Turn in: 6.15 (just “backwards” direction—see below), 6.18, 6.35(d,e), 6.36(a,b), 6.37
- For 6.15, just prove: “if $m$ and $n$ are relatively prime, then \(\mathbb{Z}_{m} \times \mathbb{Z}_{n}\) is cyclic.” Try to explicitly find a generator $(a,b)$ for \(\mathbb{Z}_{m} \times \mathbb{Z}_{n}\) by using 6.12 to find an element $(a,b)$ such that \(\vert(a,b)\vert = \vert\mathbb{Z}_{m} \times \mathbb{Z}_{n}\vert\); a key point is that $m$ and $n$ are relatively prime if and only if $\operatorname{lcm}(m,n) = mn$.
- On 6.18, for each group that is cyclic, please also write down what familiar group it is isomorphic to using 4.40.
- For 6.36(a), you could first use 6.33 (which follows from Lagrange’s Theorem) to determine the order of the group \(Q_8/ \langle -1 \rangle\). Knowing the order of the group will help you focus in on what familiar group it might be isomorphic to. You will need a little more information to decide, and computing orders of elements of \(Q_8/ \langle -1 \rangle\) (like in 6.35(b)) should help.
Extra practice: 6.20
Remark about aritmetic in quotient groups (from last time): Let $H\le G$. Remember the $G/H$ denotes the set of all left cosets of $H$ in $G$, i.e. $G/H = \{aH \mid a\in G\}$ (so $G/H$ is a set of sets).

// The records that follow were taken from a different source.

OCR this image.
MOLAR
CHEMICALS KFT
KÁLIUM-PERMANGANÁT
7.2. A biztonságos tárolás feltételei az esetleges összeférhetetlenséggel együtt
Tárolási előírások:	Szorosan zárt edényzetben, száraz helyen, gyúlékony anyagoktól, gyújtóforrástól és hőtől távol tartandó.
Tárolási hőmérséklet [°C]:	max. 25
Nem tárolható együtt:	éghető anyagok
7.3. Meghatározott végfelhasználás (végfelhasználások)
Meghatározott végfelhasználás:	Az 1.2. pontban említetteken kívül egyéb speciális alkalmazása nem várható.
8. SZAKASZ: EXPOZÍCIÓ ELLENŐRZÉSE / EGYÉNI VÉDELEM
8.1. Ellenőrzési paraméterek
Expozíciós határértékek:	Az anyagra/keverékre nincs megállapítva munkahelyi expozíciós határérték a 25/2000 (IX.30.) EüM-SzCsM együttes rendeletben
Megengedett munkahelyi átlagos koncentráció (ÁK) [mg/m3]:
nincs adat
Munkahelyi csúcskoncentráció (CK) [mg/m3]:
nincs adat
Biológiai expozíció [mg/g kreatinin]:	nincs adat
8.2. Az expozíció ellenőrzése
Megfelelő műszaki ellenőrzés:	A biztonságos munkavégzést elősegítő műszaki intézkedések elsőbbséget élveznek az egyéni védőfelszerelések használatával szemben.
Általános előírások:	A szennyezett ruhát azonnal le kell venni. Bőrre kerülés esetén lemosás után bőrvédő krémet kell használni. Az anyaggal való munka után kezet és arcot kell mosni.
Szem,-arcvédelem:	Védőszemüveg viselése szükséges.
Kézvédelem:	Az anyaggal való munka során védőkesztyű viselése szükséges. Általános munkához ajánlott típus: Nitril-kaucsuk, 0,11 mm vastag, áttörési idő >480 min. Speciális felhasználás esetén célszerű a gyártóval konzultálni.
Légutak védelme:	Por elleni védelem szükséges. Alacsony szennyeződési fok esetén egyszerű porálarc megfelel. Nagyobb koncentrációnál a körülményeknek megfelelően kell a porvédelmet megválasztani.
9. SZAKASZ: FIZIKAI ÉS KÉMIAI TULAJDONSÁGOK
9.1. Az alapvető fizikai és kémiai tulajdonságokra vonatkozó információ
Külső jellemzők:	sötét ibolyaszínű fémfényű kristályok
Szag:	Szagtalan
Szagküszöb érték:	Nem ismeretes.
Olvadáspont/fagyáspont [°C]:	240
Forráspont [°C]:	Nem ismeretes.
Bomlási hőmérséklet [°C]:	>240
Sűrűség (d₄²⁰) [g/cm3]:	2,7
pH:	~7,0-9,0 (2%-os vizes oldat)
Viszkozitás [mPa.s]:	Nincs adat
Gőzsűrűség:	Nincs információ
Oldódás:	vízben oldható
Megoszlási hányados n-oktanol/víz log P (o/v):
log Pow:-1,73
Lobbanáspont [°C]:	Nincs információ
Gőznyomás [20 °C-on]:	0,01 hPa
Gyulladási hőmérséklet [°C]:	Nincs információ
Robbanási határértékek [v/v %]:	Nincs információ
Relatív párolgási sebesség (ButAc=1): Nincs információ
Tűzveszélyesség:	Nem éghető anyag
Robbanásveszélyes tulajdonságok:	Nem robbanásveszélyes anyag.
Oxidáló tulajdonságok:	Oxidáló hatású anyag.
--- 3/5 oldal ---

Now, if $H\trianglelefteq G$ (i.e. if $H$ is a normal subgroup of $G$), then there is a natural binary operation that makes $G/H$ a group. This is a super important idea! So, what is the binary operation on $G/H$? It is simply derived from the binary operation for $G$ as follows. For all $aH,bH\in G/H$, define
- $(aH)(bH) := (ab)H$
- $(aH)^{-1} := (a^{-1})H$
- the identity of $G/H$ is $eH = H$
So, how do we make other computations in $G/H$? For example, suppose you have a coset $aH$ and want to determine the order of $aH$ in the group $G/H$. One way to do this is to compute $aH$, $(aH)^2$, $(aH)^3$, $(aH)^4, \ldots$ until you find that $(aH)^k = H$, which is to say you keep going until $(aH)^k$ equals the identity of $G/H$. Remember that $(aH)^k$ is computed as $a^kH$. Then to determine when $a^kH = H$, look back at our notes from Section 5.2 about cosets, and you should see that $a^kH = H \iff a^k\in H$.